The present solicitation scheme proposed by WUSA entails the solicitation of customs business by unlicensed sales representatives which it employs, and those employed by WCAN. We find that solicitation by unlicensed sales representatives, which WUSA employs, is permissible because it occurs in the context of a bona fide employment relationship and proper supervision can be maintained. We find that solicitation by unlicensed sales representatives employed by WCAN may be permissible, but requires special caution. Akin to the subsidiary in HQ 225023, WUSA will solicit customs business via an unlicensed Canadian broker. Since WUSA noted that WCAN lacks a SOP concerning supervision of its sales force, we advise WUSA to ensure WCAN representatives are directly warned not to perform any task on its behalf that may be considered customs business.

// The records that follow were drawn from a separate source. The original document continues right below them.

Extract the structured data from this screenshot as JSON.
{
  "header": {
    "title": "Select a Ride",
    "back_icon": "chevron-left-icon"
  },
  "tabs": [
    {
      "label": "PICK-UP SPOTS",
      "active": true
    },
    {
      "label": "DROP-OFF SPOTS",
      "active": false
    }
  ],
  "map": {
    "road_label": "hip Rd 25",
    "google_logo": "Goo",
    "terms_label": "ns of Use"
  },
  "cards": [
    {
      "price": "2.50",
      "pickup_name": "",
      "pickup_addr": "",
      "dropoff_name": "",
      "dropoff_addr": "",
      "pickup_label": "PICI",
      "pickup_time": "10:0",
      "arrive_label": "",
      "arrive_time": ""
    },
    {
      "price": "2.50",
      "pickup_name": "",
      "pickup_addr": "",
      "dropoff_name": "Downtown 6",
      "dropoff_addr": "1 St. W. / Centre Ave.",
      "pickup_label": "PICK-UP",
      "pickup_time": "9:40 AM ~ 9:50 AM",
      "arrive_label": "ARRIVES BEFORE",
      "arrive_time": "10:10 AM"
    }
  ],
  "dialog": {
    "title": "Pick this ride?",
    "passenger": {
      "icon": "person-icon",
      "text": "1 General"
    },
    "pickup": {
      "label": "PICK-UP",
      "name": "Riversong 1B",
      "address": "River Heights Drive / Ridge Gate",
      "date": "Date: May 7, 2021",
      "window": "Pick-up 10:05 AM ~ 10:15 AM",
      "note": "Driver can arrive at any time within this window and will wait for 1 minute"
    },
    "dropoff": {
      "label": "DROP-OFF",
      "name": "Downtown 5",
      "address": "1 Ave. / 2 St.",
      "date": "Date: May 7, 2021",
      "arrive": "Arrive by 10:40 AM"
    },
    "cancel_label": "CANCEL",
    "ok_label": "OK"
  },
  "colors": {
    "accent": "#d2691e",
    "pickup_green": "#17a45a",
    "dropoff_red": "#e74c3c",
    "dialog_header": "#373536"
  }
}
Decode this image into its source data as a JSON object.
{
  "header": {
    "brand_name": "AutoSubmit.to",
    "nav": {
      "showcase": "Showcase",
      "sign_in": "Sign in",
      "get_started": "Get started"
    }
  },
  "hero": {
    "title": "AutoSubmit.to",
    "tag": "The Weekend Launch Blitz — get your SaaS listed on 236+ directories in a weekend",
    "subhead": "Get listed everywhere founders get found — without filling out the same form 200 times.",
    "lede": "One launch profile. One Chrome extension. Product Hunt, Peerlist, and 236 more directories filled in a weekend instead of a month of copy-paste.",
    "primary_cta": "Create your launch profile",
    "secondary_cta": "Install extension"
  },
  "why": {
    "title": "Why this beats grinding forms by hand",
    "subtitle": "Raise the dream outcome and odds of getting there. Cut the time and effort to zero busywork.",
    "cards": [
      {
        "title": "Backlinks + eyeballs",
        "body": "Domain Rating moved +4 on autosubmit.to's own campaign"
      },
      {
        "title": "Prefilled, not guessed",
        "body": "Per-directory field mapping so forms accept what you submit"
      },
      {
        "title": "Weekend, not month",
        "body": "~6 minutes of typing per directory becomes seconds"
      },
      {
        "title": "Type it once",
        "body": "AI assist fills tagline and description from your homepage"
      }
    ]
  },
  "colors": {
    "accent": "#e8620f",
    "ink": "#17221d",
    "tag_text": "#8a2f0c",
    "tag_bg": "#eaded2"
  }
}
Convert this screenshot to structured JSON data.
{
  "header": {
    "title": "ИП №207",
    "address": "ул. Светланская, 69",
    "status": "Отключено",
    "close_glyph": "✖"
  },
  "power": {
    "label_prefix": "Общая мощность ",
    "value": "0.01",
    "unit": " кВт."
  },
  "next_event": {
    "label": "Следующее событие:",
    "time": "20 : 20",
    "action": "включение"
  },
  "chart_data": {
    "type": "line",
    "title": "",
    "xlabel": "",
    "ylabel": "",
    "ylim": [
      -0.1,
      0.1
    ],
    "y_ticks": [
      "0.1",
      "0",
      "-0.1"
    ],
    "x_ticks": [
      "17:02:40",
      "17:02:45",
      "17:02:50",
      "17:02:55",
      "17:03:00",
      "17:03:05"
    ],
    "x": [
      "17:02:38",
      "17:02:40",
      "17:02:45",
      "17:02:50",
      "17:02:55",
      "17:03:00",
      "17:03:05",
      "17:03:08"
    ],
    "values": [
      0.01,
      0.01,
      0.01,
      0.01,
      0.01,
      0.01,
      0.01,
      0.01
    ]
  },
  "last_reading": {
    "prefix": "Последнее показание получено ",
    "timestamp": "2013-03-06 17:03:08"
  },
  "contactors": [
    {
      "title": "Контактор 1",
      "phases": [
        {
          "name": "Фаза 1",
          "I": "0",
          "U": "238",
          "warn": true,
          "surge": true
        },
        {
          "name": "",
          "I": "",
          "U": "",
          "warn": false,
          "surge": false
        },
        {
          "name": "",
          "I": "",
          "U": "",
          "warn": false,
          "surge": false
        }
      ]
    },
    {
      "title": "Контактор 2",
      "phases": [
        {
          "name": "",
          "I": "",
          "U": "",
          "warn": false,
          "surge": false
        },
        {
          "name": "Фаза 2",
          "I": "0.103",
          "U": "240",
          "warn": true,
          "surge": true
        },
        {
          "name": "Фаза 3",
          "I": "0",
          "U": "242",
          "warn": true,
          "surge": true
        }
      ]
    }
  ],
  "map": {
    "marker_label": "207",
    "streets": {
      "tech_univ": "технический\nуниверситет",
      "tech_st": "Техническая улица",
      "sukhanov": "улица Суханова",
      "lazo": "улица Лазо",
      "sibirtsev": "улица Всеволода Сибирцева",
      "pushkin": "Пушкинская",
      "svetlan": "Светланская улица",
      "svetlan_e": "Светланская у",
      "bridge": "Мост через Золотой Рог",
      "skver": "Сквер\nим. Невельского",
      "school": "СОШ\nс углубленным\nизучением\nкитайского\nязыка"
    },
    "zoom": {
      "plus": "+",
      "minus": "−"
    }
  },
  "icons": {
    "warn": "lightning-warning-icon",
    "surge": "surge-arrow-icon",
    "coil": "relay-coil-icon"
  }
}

We note that violation of either 19 C.F.R. §§ 111.36 or 111.37 may result in the imposition of penalties or other sanctions pursuant to 19 U.S.C. § 1641(b)(6) and/or 19 U.S.C. § 1641(d)(1)(C).
HOLDING:
We find that: (1) WUSA may only pay its own unlicensed sales representatives by commission for the sale of customs services, and, that (2) WCAN’s unlicensed sales representatives may solicit customs business on WUSA’s behalf subject to adequate supervision.
EFFECT ON OTHER RULINGS:
HQ H290002, dated November 30, 2018, is hereby Modified.
Please note that 19 C.F.R. § 177.9(b)(1) provides that “[e]ach ruling letter is issued on the assumption that all of the information furnished in connection with the ruling request and incorporated in the ruing letter, either directly, by reference, or by implication, is accurate and complete in every material respect.” If any fact in the transaction varies from the facts stipulated to herein, this decision shall not be binding on CBP, as provided for in 19 C.F.R. § 177.9(b).